Linux on (non-Apple) ARM, what is the current status?
Qualcomm Snapdragon, Ampere and maybe others. Support of Snapdragons was said to be quite bad due to the lack of upstream “giving a damn about Linux”.
Has this changed?
Linux on (non-Apple) ARM, what is the current status?
Qualcomm Snapdragon, Ampere and maybe others. Support of Snapdragons was said to be quite bad due to the lack of upstream “giving a damn about Linux”.
Has this changed?
@sga
Well, Asahi development was not random dart throwing. They used some VM that can be loaded in an early boot stage, which apple then removed on later devices, making m4 way harder to support.
On Android, a locked bootloader means you cannot change the core operating system. It has nothing to do with how documented or standards compliant the rest of the system is.
Thank you for telling that, I absolutely had no idea about that. In my mind, it has been a almost brute force reverse engineering effect, with some help from some documentation (for example, reference metal docs) or having some open source stuff for apple stuff (if that even exists).

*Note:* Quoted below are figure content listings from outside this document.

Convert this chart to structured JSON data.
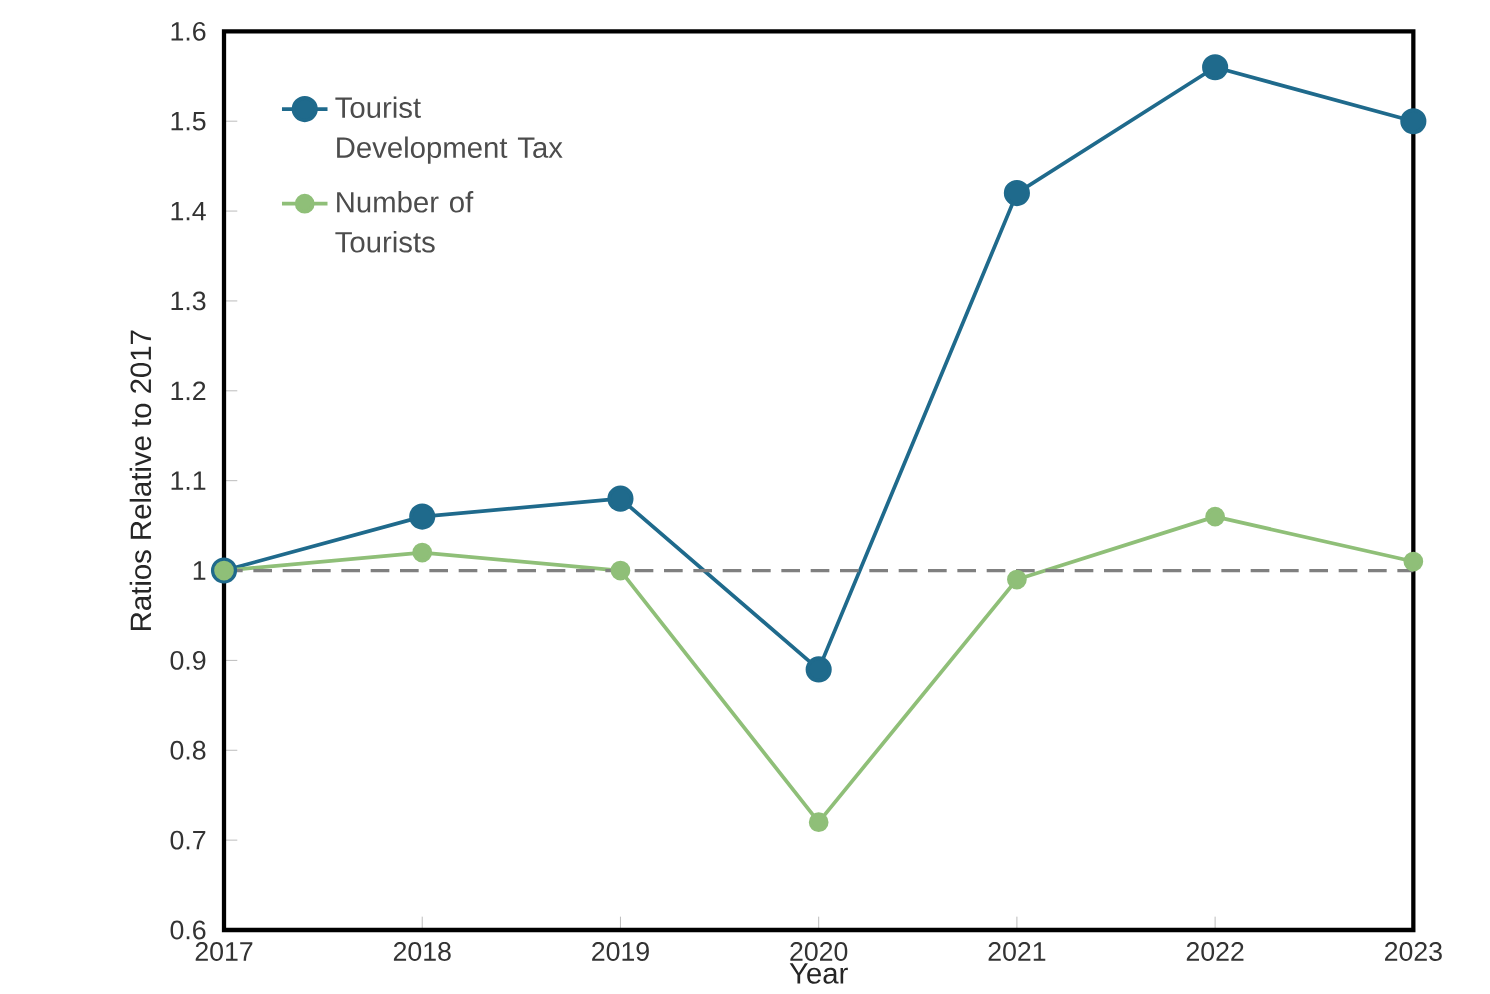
{
  "chart_data": {
    "type": "line",
    "xlabel": "Year",
    "ylabel": "Ratios Relative to 2017",
    "x": [
      2017,
      2018,
      2019,
      2020,
      2021,
      2022,
      2023
    ],
    "series": [
      {
        "name": "Tourist Development Tax",
        "color": "#1f6a8c",
        "values": [
          1.0,
          1.06,
          1.08,
          0.89,
          1.42,
          1.56,
          1.5
        ]
      },
      {
        "name": "Number of Tourists",
        "color": "#8fbf78",
        "values": [
          1.0,
          1.02,
          1.0,
          0.72,
          0.99,
          1.06,
          1.01
        ]
      }
    ],
    "xlim": [
      2017,
      2023
    ],
    "xticks": [
      2017,
      2018,
      2019,
      2020,
      2021,
      2022,
      2023
    ],
    "ylim": [
      0.6,
      1.6
    ],
    "yticks": [
      0.6,
      0.7,
      0.8,
      0.9,
      1,
      1.1,
      1.2,
      1.3,
      1.4,
      1.5,
      1.6
    ],
    "ref_lines": [
      {
        "axis": "y",
        "value": 1,
        "color": "#808080",
        "line_style": "dashed"
      }
    ],
    "legend": "top left",
    "marker": "circle",
    "line_style": "solid",
    "grid": false
  }
}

regarding bootloader, is it not the case that bootloader just checks for signature of os, and it does not allow you to boot anything else. I did not mean that having a bootloader unlockable means having docs, but as i get it, the general approach to get android image working is to load a gsi (generic system image), if that does not work, we swap kernel or some other system stuff from available os images (which are closed black boxes mostly). now if we can not even boot a gsi (or some other android tree for lineage os), then there is no hope in running anything. and even if gsi runs, that may still have broken stuff (eg, camera or wifi, which i know are some of common culprits).